In a backhanded and hypocritical acknowledgement of the unconstitutionality of the law, the political establishment has concentrated on the debate between a total ban and a ban only in public facilities run by the state. Such a distinction is meaningless: someone denied access to education, medical treatment, and basic mass transit has, in effect, been banned from public life. This specification is designed to give a pseudo-legal shield to a law that violates the first article of the constitution: “France is an indivisible Republic, secular, democratic and social. It ensures equality before the law of all citizens without distinction of origin, race or religion.”
If enacted, the law will turn France into a modern version of the US South during the Jim Crow era, at which time African-Americans were persecuted by the state and denied access to a wide range of public areas and services.

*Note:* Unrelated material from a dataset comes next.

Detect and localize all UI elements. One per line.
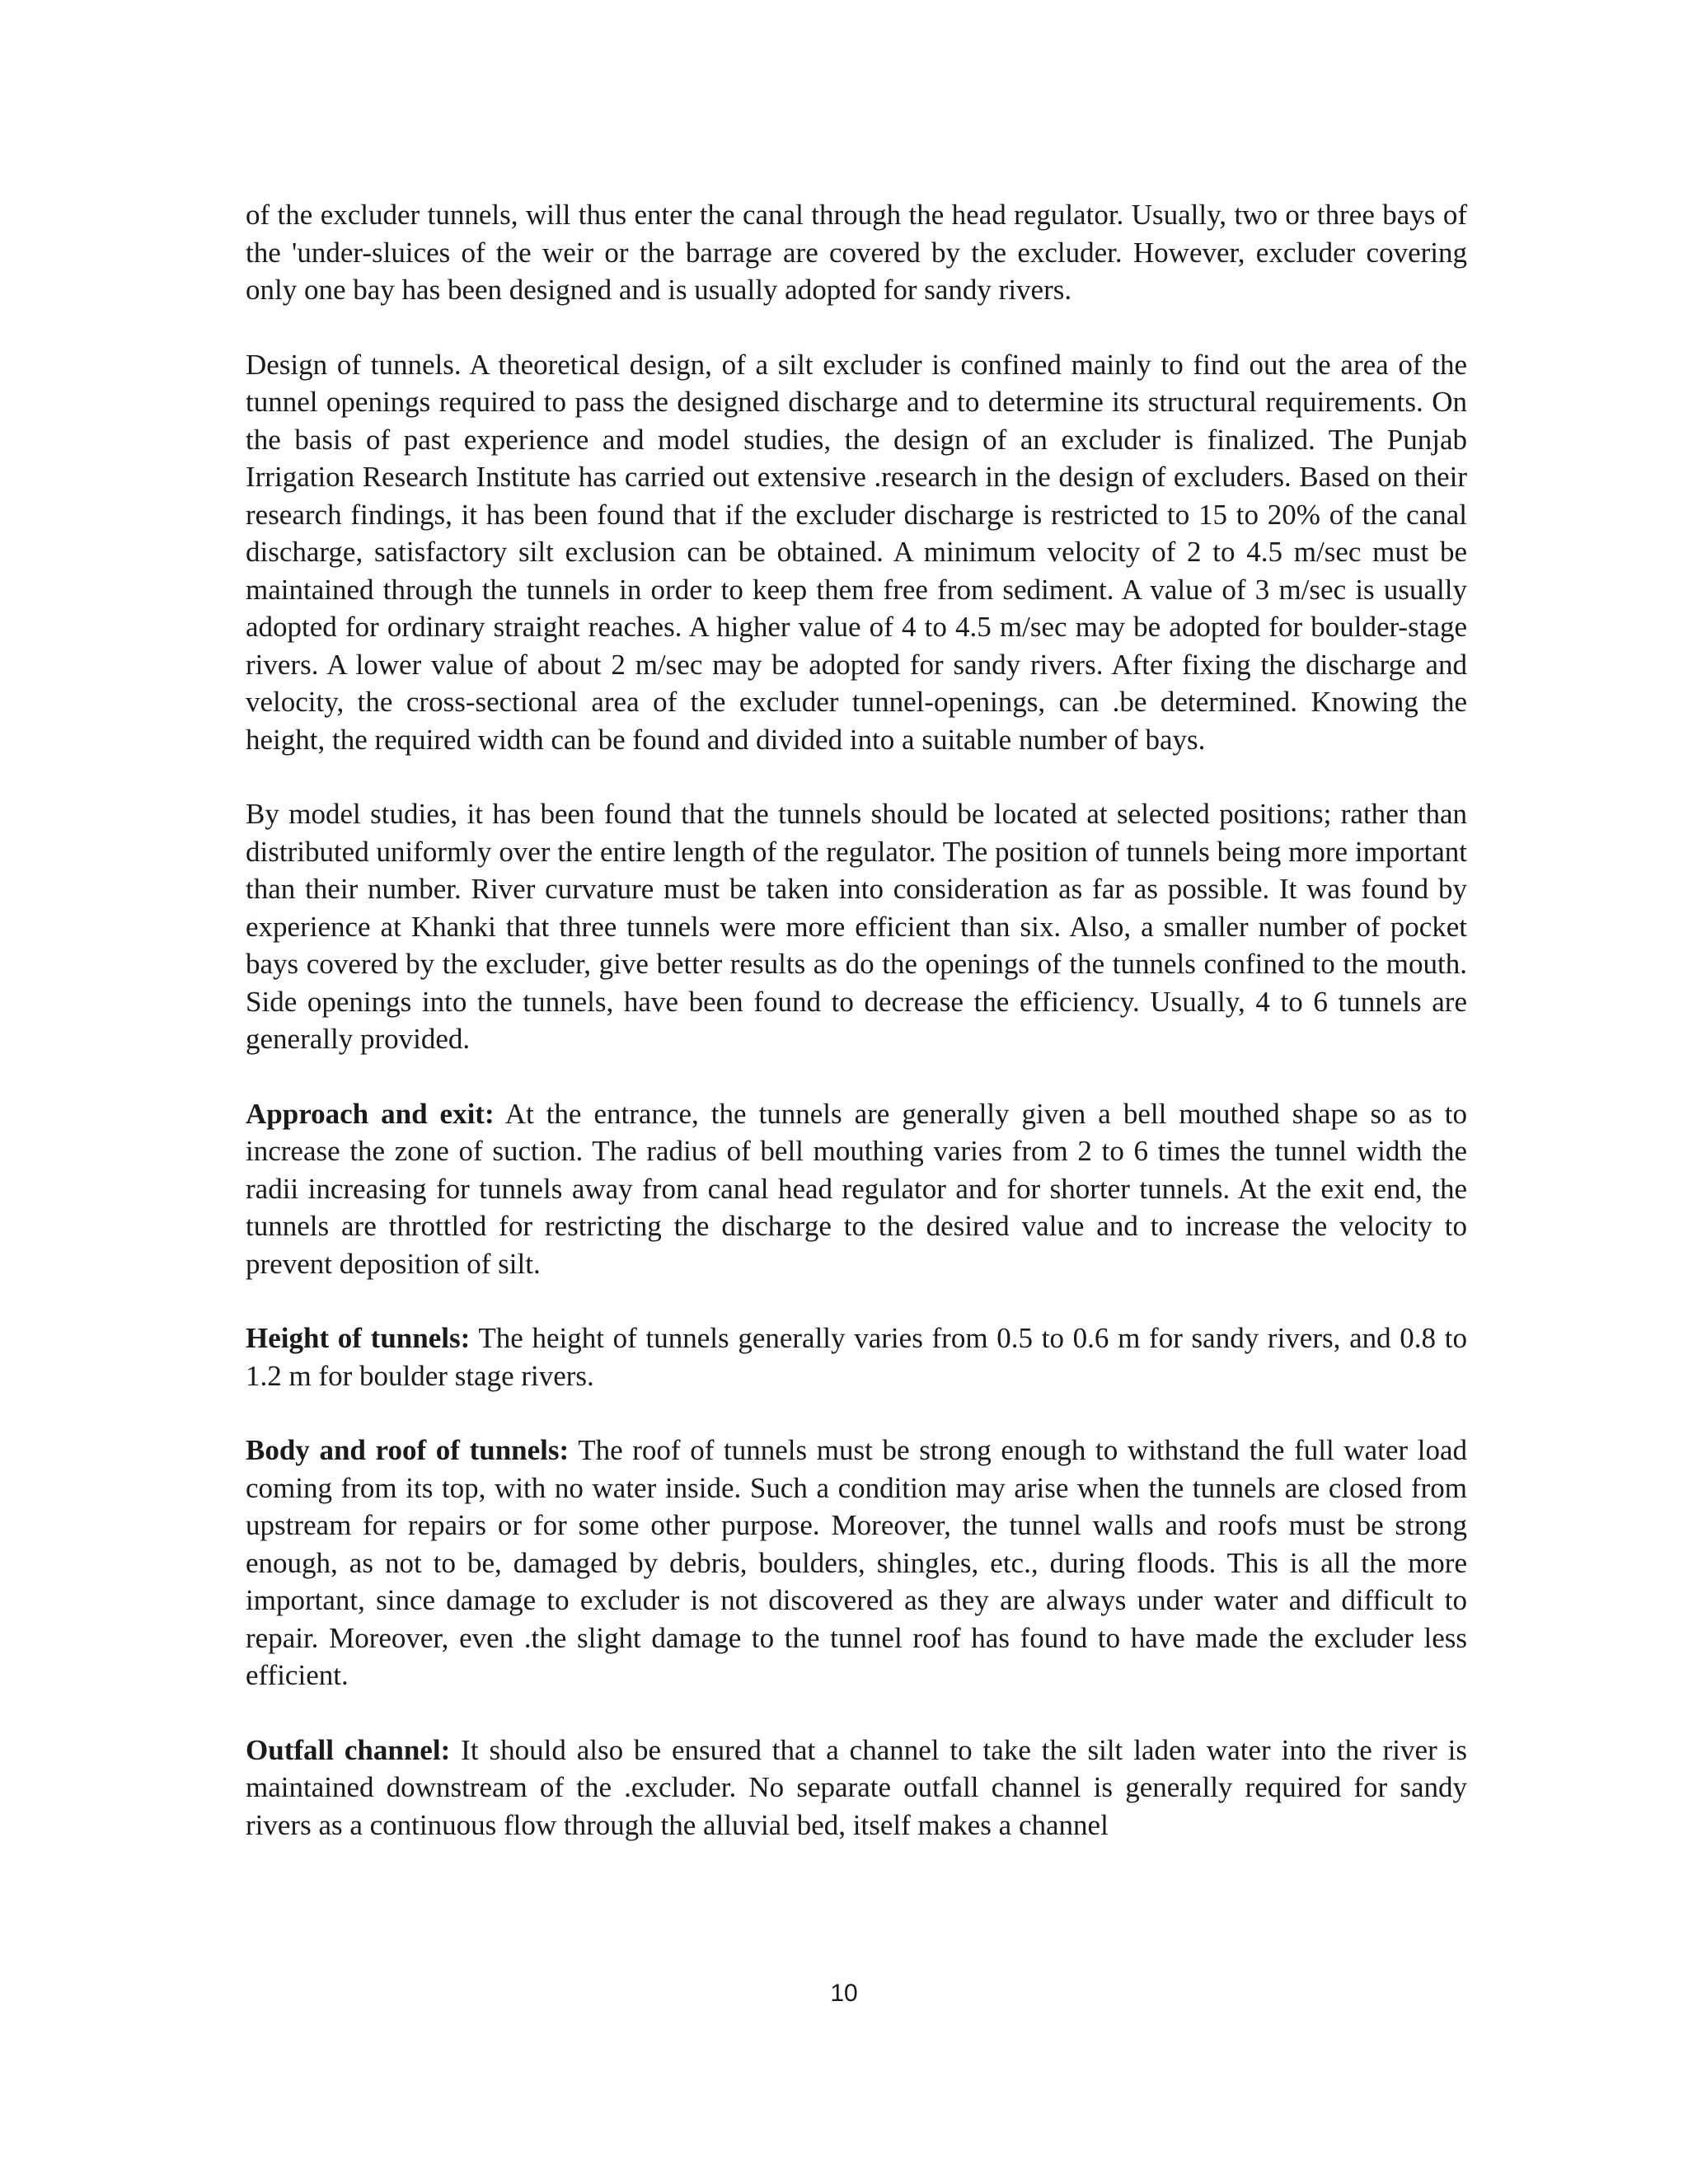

The ban on the burqa has found broad support in the “left” establishment, including the PS and sections of the PCF more openly favourable to Gerin. The PS participated in Gerin’s parliamentary commission. Immediately before the report was released, however, the PS withdrew from the body, saying it was “polluted by the debate on national identity and the initiative of Jean-François Copé.”

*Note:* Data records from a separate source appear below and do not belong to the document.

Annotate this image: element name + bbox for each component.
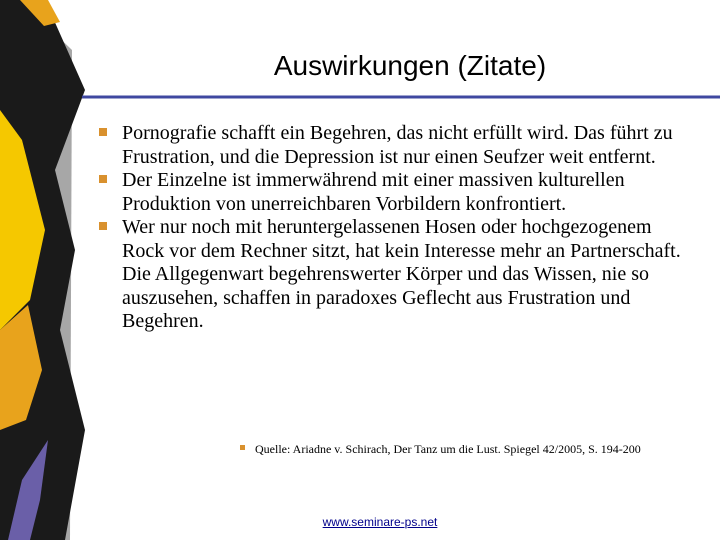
list-item <box>98 122 698 169</box>
footer-link[interactable]: www.seminare-ps.net <box>322 515 438 529</box>
square-bullet-icon <box>99 222 107 230</box>
bullet-text: Der Einzelne ist immerwährend mit einer massiven kulturellen Produktion von unerreichbaren Vorbildern konfrontiert. <box>122 169 625 215</box>
list-item <box>98 169 698 216</box>
slide-title: Auswirkungen (Zitate) <box>273 50 547 81</box>
source-citation <box>240 442 641 457</box>
list-item <box>98 216 698 334</box>
bullet-text: Pornografie schafft ein Begehren, das nicht erfüllt wird. Das führt zu Frustration, und die Depression ist nur einen Seufzer weit entfernt. <box>122 122 673 168</box>
source-text: Quelle: Ariadne v. Schirach, Der Tanz um die Lust. Spiegel 42/2005, S. 194-200 <box>255 442 641 456</box>
square-bullet-icon <box>99 175 107 183</box>
bullet-list <box>98 122 698 334</box>
square-bullet-icon <box>240 445 245 450</box>
square-bullet-icon <box>99 128 107 136</box>
bullet-text: Wer nur noch mit heruntergelassenen Hosen oder hochgezogenem Rock vor dem Rechner sitzt, hat kein Interesse mehr an Partnerschaft. Die Allgegenwart begehrenswerter Körper und das Wissen, nie so auszusehen, schaffen in paradoxes Geflecht aus Frustration und Begehren. <box>122 216 681 332</box>
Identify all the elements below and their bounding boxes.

However embarrassed the PS may be that it has participated in a neo-fascistic initiative, it has nonetheless indicated its further support for the principle of banning the burqa. On January 31, PS First Secretary Martine Aubry publicly congratulated Fillon for asking the Constitutional Council for advice on how to pass a burqa ban; Aubry said he was “bringing a bit of wisdom” back into the debate. Several prominent PS members—notably deputy Manuel Valls—favour a total ban.
The attack on women who wear the burqa is spreading throughout Europe under the thoroughly dishonest guise of “defending” women against oppression. On January 30, Italian Equal Opportunities Minister Mara Carfagna announced that the Berlusconi government would seek to outlaw the burqa. On the same day, the Danish government announced that the burqa was “diametrically opposed” to the country’s values. It proposed rules to ban the garment in schools and workplaces.
The anti-burqa campaign, like other provocative and repressive measures against Muslims and immigrants throughout Europe, is a conscious policy of the European ruling elite intended to divide the working class.